В поэзии и драме экспрессионистов нашло выражение страстное недовольство окружающей буржуазной действительностью, протест против гнетущей атмосферы вильгельмовской Германии. Бунт экспрессионистов был стихийным, политически неосмысленным. Именно поэтому образы их поэзии были далеки от реалистических, отличались абстрактной патетикой. Сам термин «экспрессионист» подразумевал то, что его приверженцы стремились не столько к изображению действительности, сколько к выражению своего отношения к ней. Марш вперед единым строем мысли Против тех, злом вокруг повисли, Вам созвездья путь укажут стройно, - писал молодой Ц. Бехер («Марш»). Экспрессионисты были убеждены, что они в своем творчестве должны пользоваться, какими-то новыми формами. Это формальное новаторство проявлялось в отказе от классических форм стиха, в стремлении к свободным ритмам, в отказе от синтаксической закономерности и даже от пунктуации. В 20-е годы левое крыло экспрессионистов стояло в авангарде немецкой литературы. Левые экспрессионисты решительно выступали против войны и первыми среди литераторов приветствовали Октябрьскую революцию. Когда в стране закончилась революционная ситуация, экспрессионизм утратил свою главенствующую роль. Литературу, потерянного поколения представляют Ремарк, Деблин, Цвейг. «На западном фронте без перемен» (1929 г.), Ремарк изображает суровую правду войны. Ремарк осуждает войну с позиции некоего абстрактного гуманизма. Впечатляющим было изображение ужасов фронта, бессмысленности войны; читателя глубоко взволновал рассказ о «потерянном поколении» - юношах, которые, не успев окончить школы, попали в окопы и вынуждены были стрелять в таких же юнцов, посаженных по другую сторону фронта. Роман ремарка объективно был направлен против поджигателей новой войны и помогал тем, кто боролся за мир. Романом «На западном фронте без перемен» Ремарк начал летопись своего поколения. В новых книгах «Возвращение» (1931 г.) и «Три товарища» (1938 г.) — писатель рассказал о тех, кто вернулся с войны и нашел мир не менее жестоким, чем сама война.
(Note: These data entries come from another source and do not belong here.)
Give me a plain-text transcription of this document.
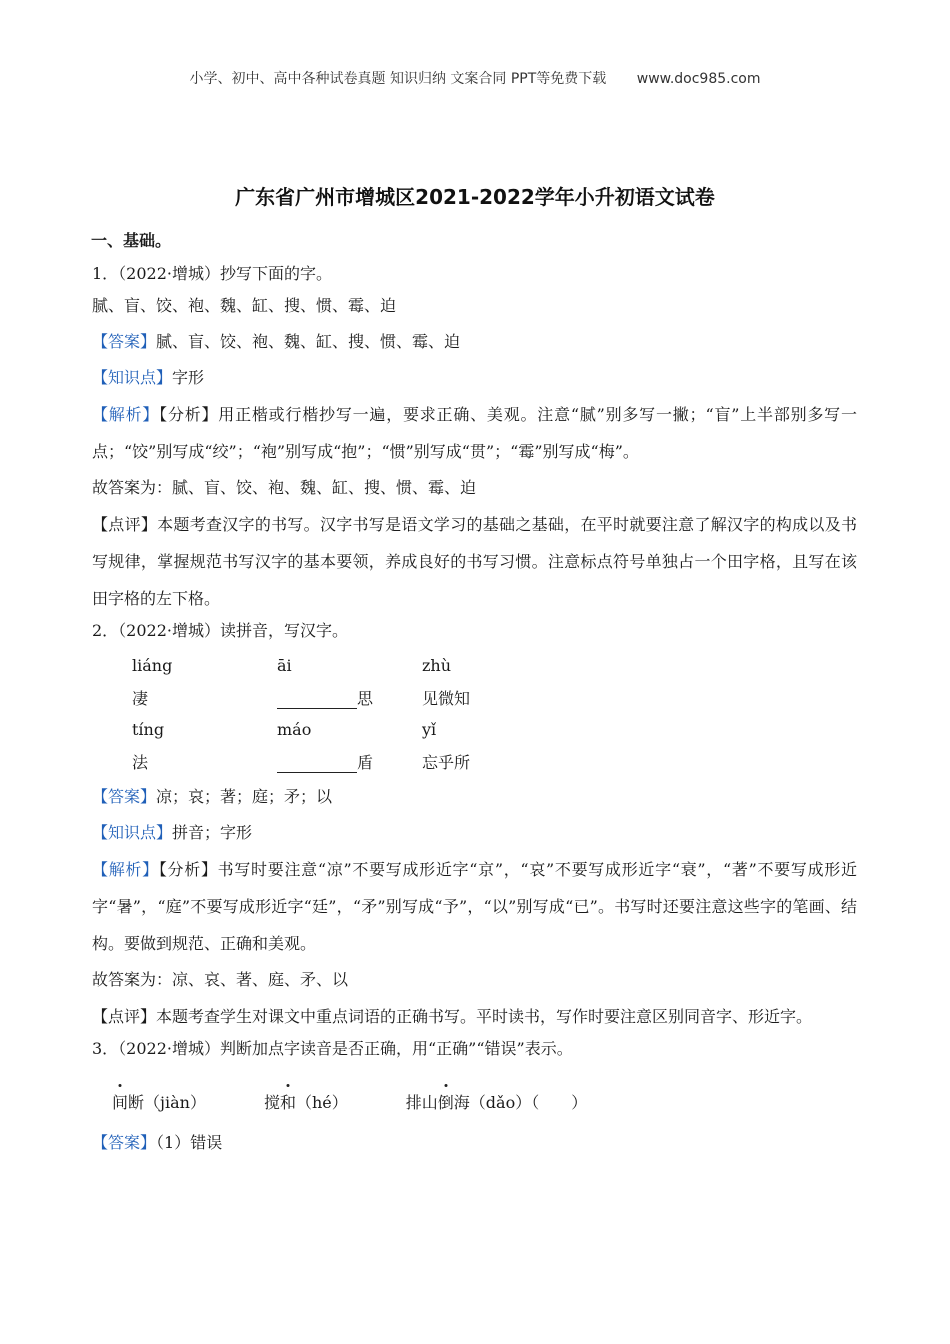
小学、初中、高中各种试卷真题 知识归纳 文案合同 PPT等免费下载 www.doc985.com
广东省广州市增城区2021-2022学年小升初语文试卷
一、基础。
1．（2022·增城）抄写下面的字。
腻、盲、饺、袍、魏、缸、搜、惯、霉、迫
【答案】腻、盲、饺、袍、魏、缸、搜、惯、霉、迫
【知识点】字形
【解析】【分析】用正楷或行楷抄写一遍，要求正确、美观。注意“腻”别多写一撇；“盲”上半部别多写一点；“饺”别写成“绞”；“袍”别写成“抱”；“惯”别写成“贯”；“霉”别写成“梅”。
故答案为：腻、盲、饺、袍、魏、缸、搜、惯、霉、迫
【点评】本题考查汉字的书写。汉字书写是语文学习的基础之基础，在平时就要注意了解汉字的构成以及书写规律，掌握规范书写汉字的基本要领，养成良好的书写习惯。注意标点符号单独占一个田字格，且写在该田字格的左下格。
2．（2022·增城）读拼音，写汉字。
liáng	āi	zhù
凄	思	见微知
tíng	máo	yǐ
法	盾	忘乎所
【答案】凉；哀；著；庭；矛；以
【知识点】拼音；字形
【解析】【分析】书写时要注意“凉”不要写成形近字“京”，“哀”不要写成形近字“衰”，“著”不要写成形近字“暑”，“庭”不要写成形近字“廷”，“矛”别写成“予”，“以”别写成“已”。书写时还要注意这些字的笔画、结构。要做到规范、正确和美观。
故答案为：凉、哀、著、庭、矛、以
【点评】本题考查学生对课文中重点词语的正确书写。平时读书，写作时要注意区别同音字、形近字。
3．（2022·增城）判断加点字读音是否正确，用“正确”“错误”表示。
间断（jiàn）	搅和（hé）	排山倒海（dǎo）（　　）
【答案】（1）错误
Герои романа «Три товарища» - люди того же потерянного поколения, которые утратили всякие идеалы, но пронесли через все невзгоды человеческое достоинство. Трех героев - Лохамна, Кестора и ленца - связывает глубокая мужская дружба, они сохранили ее с окопных времен. Трагично складывается судьба друзей в неустроенном послевоенном мире. Финал романа безрадостен. Убили ленца, умерла Пат - любимая героя, от лица которого ведется повествование. Лирическая задушевность романа своеобразно сочетается с горьким цинизмом и ощущением внутренней опустошенности. Роман написан в эмиграции, но автор пытается поставить себя вне политической борьбы эпохи.